5 min read

Coro-kayak

Table of Contents

Goal

Rebecca, Abhinav and I wanted to build a foldable kayak that could be strapped to a bike and cycled to Walden Pond. Actually, 3 foldable kayaks, one for each of us.

Shao Yuan paddling the boat in the Charles

Requirements

  1. Can be disassembled/folded.
  2. Simple, foolproof design.
  3. Cheap.

Choosing a design

The internet has many designs for coroplast kayaks. The main ones we considered were:

  1. Paul Elkins’ one sheet kayak
  2. Paul Elkins’ coro-kayak v2
  3. Eerik Mee’s DIY Oru Kayak
  4. DIY USA’s many versions
  5. Beavers NATION’s kayak

Some notes about each:

DIY USA has made like 24 iterations of his kayak so that is confidence inspiring. But the designs seem quite complex - they require many folds and joining different pieces of coroplast together.

Beavers NATION’s looks not bad but TheJoshAndMelissa tried to build it following his plans and the boat sank.

Eerik Mee’s looks great, and very sea worthy. Plus, he seems to be a boat builder as his day job so that’s a plus for his designs. But a couple of issues: his plans are not readily available online and it did look a little complicated and required gluing two sheets together, which Rebecca was very against.

Ultimately we decided to go with Paul’s version 1 design. His designs were the simplest, especially v1 that did not have the additional wooden frame. In both of his designs, the main body of the boat is made out of a single sheet of 4’ x 8’ 4mm thick coroplast (the seat requires a bit more coroplast). This is great because there is much less opportunity for us to introduce leaks into the boat, and also it make the boat much cheaper.

We considered a bunch of different closure methods (Paul Elkins uses zip ties, Oru Kayaks use plastic clips/buckles), we also thought about velcro and string. Ultimately we decided to go with cable ties and stick as closely as possible to Paul’s design for the first boat.

Build process

I bought the plans on his website for $10 and after a quick look through them, and printing out some paper plans to test fold, we took the red line to Home Depot.

We bought 4 sheets (1 sheet per boat and 1 for the 3 seats), which cost about $150 (after tax).
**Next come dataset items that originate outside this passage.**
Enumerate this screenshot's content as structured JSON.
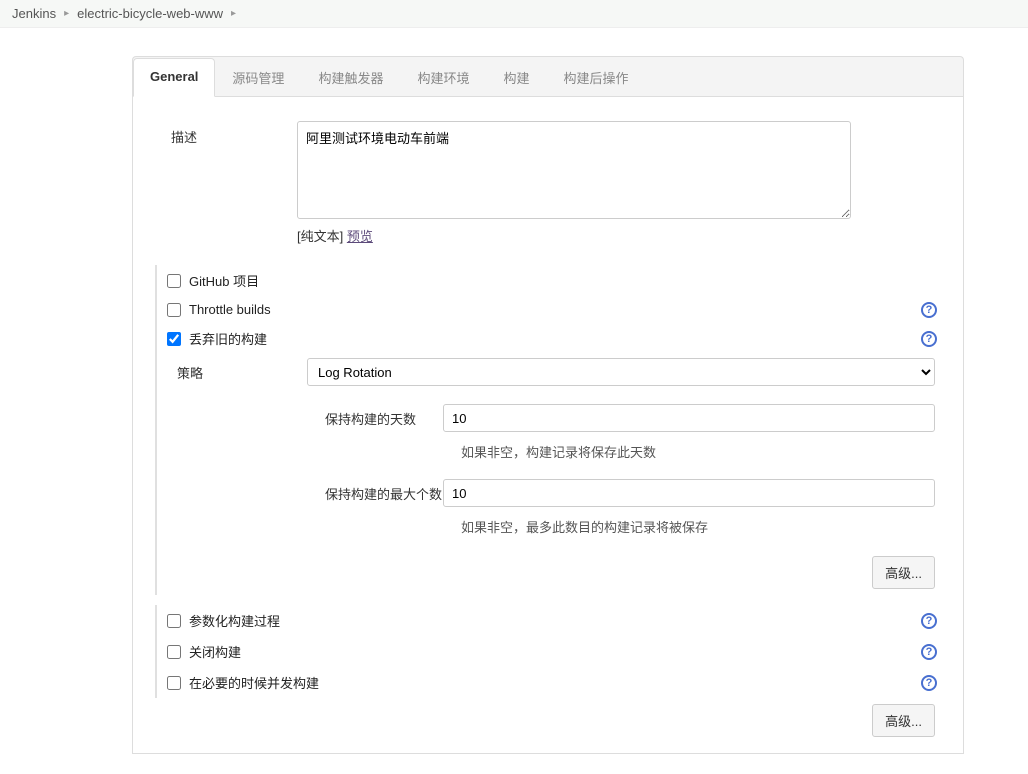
{
  "breadcrumb": {
    "jenkins": "Jenkins",
    "project": "electric-bicycle-web-www"
  },
  "tabs": {
    "general": "General",
    "scm": "源码管理",
    "triggers": "构建触发器",
    "env": "构建环境",
    "build": "构建",
    "post": "构建后操作"
  },
  "form": {
    "description_label": "描述",
    "description_value": "阿里测试环境电动车前端",
    "plaintext_prefix": "[纯文本] ",
    "preview_link": "预览",
    "github_project": "GitHub 项目",
    "throttle_builds": "Throttle builds",
    "discard_old": "丢弃旧的构建",
    "strategy_label": "策略",
    "strategy_value": "Log Rotation",
    "days_keep_label": "保持构建的天数",
    "days_keep_value": "10",
    "days_keep_hint": "如果非空，构建记录将保存此天数",
    "max_keep_label": "保持构建的最大个数",
    "max_keep_value": "10",
    "max_keep_hint": "如果非空，最多此数目的构建记录将被保存",
    "advanced": "高级...",
    "parameterized": "参数化构建过程",
    "disable_build": "关闭构建",
    "concurrent_build": "在必要的时候并发构建"
  }
}
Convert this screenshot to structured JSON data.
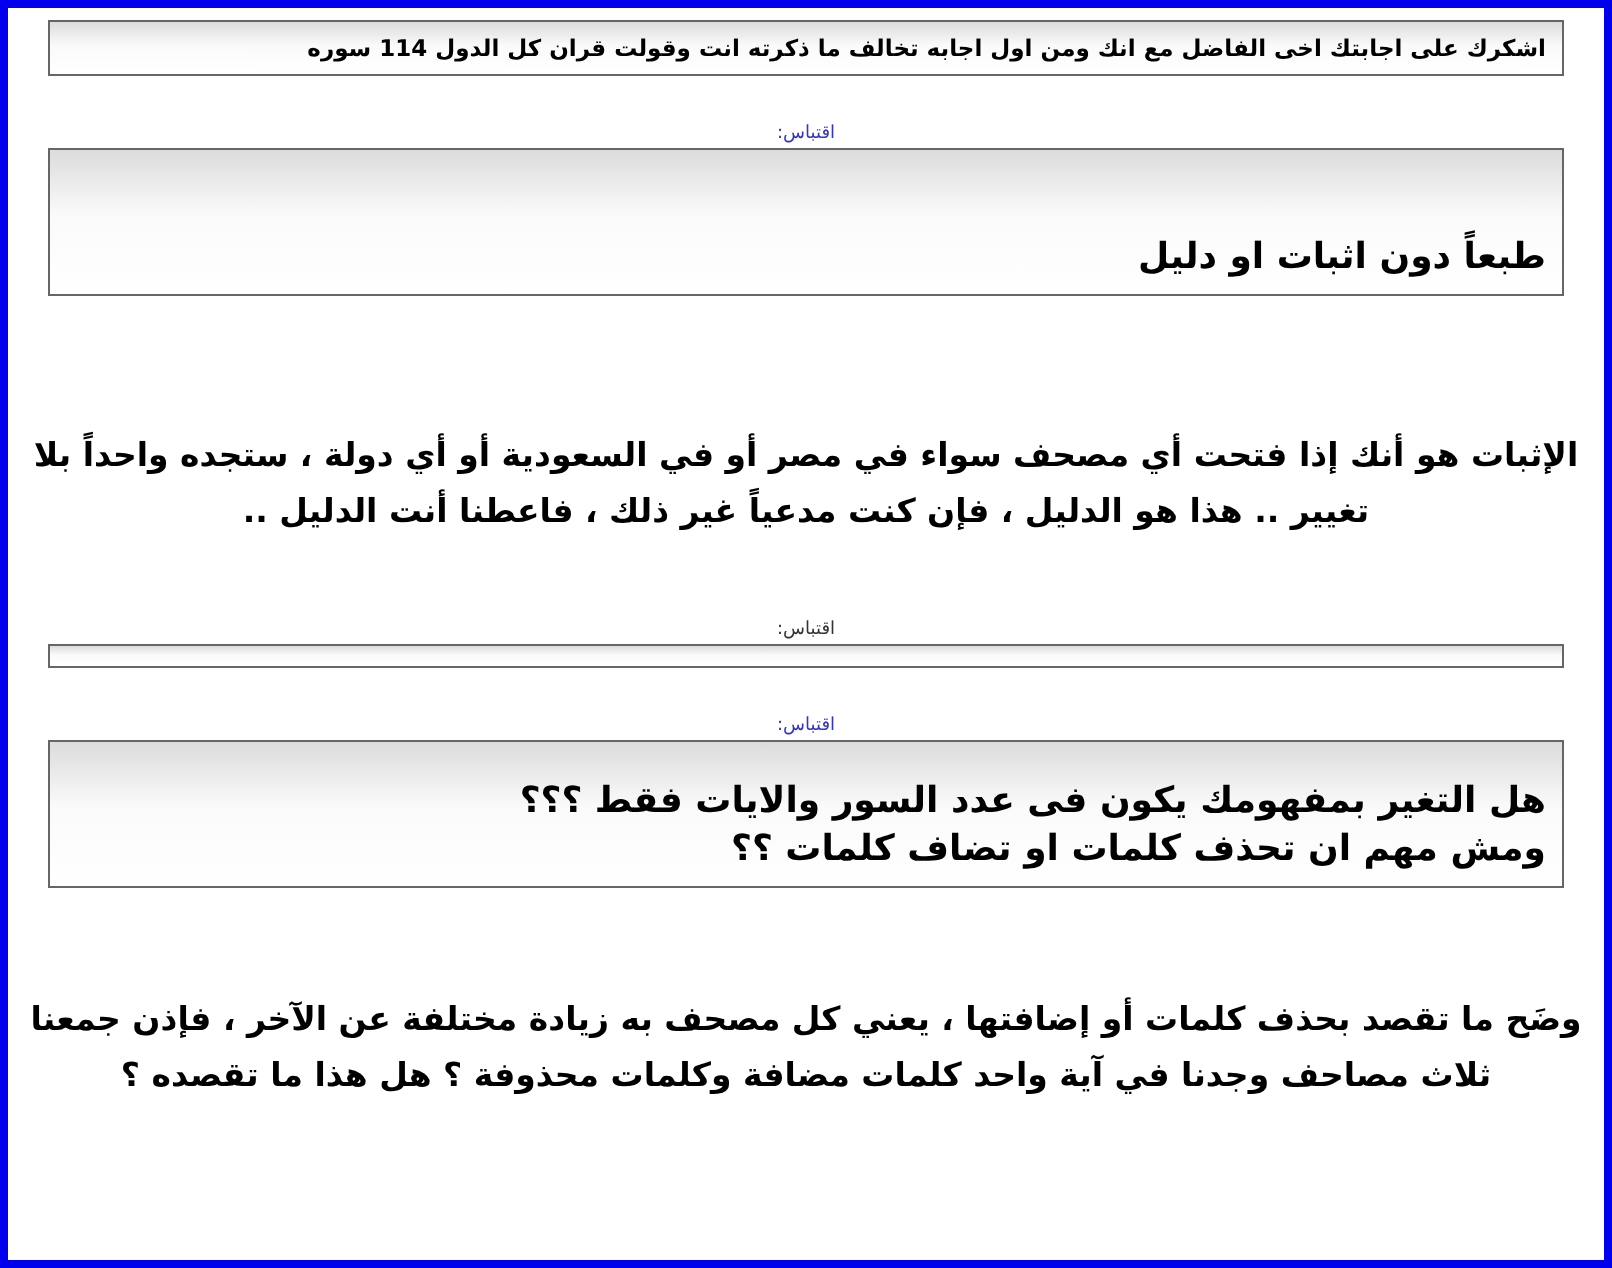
{
  "blocks": [
    {
      "kind": "note",
      "lines": [
        "اشكرك على اجابتك اخى الفاضل مع انك ومن اول اجابه تخالف ما ذكرته انت وقولت قران كل الدول 114 سوره"
      ]
    },
    {
      "kind": "quote",
      "label": "اقتباس:",
      "color": "#3333cc",
      "lines": [
        "طبعاً دون اثبات او دليل"
      ]
    },
    {
      "kind": "paragraph",
      "lines": [
        "الإثبات هو أنك إذا فتحت أي مصحف سواء في مصر أو في السعودية أو أي دولة ، ستجده واحداً بلا تغيير .. هذا هو الدليل ، فإن كنت مدعياً غير ذلك ، فاعطنا أنت الدليل .."
      ]
    },
    {
      "kind": "stub",
      "label": "اقتباس:",
      "color": "#333333"
    },
    {
      "kind": "quote",
      "label": "اقتباس:",
      "color": "#3333cc",
      "lines": [
        "هل التغير بمفهومك يكون فى عدد السور والايات فقط ؟؟؟",
        "ومش مهم ان تحذف كلمات او تضاف كلمات ؟؟"
      ]
    },
    {
      "kind": "paragraph",
      "lines": [
        "وضَح ما تقصد بحذف كلمات أو إضافتها ، يعني كل مصحف به زيادة مختلفة عن الآخر ، فإذن جمعنا ثلاث مصاحف وجدنا في آية واحد كلمات مضافة وكلمات محذوفة ؟ هل هذا ما تقصده ؟"
      ]
    }
  ]
}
We also bought 3 kids pool noodles from the Target next door for $1 each to serve as arm rests for the sides of the boat.

Buying the coroplast from Home Depot.
Taking the T back to MIT

Taking the T back to MIT with coroplast and pool noodles in hand.

The next day, Rebecca started transfering the pattern onto the coroplast while I made two tools for scoring the plastic.

Rebecca drawing the pattern onto the coroplast.
Tool for scoring plastic.
The first folds of the coroplast The first folds!
Drilling holes for the cable ties.

Drilling holes for the cable ties.

Flat boat Flat boat
Folded boat Folded boat
Fully assembled with the seat and arm rests.

Fully assembled with the seat and arm rests.

Walking to the Charles Walking to the Charles

Testing the boat

Waiting for the supervisor to give us permission to test our boat at the MIT Sailing Pavillion.

Waiting for the supervisor to give us permission to test our boat at the MIT Sailing Pavillion. Shao Yuan testing the boat.

It didn’t sink! It felt pretty wobbly when I got in for the first time, and it definitely wasn’t the fastest kayak but for kind of floating around it did seem to work-ish.

Something we noticed was that the sides of the boat were bowing inwards from the water pressure, kind of wanting to fold the boat in half like a sandwich. But it didn’t seem like the problem would get worse over time. So we concluded that the current design of the boat is serviceable.

The sides of the boat bowing inwards.

Future Work

Changes I would be interested in trying for the next boat we buid:

  1. Making a skeleton out of aluminum angle, bolted together with short carriage bolts, lock washers and nuts. This skeleton would fit inside the same coroplast shell and just add some structural rigidity to the whole thing.
  2. Getting an electric trolling motor and attaching it to the back. Inspired by Paul Elkins’ tiny motor boats.

This might just be my technique but I didn’t enjoy the water dripping back in when I was paddling, which to the best of my memory has always happened when I’ve gone kayaking. Having the motor would solve that problem and also possibly overcome (with brute force) some of the non-aero-ness of the simple design making it a little more practical for actually going places on the water.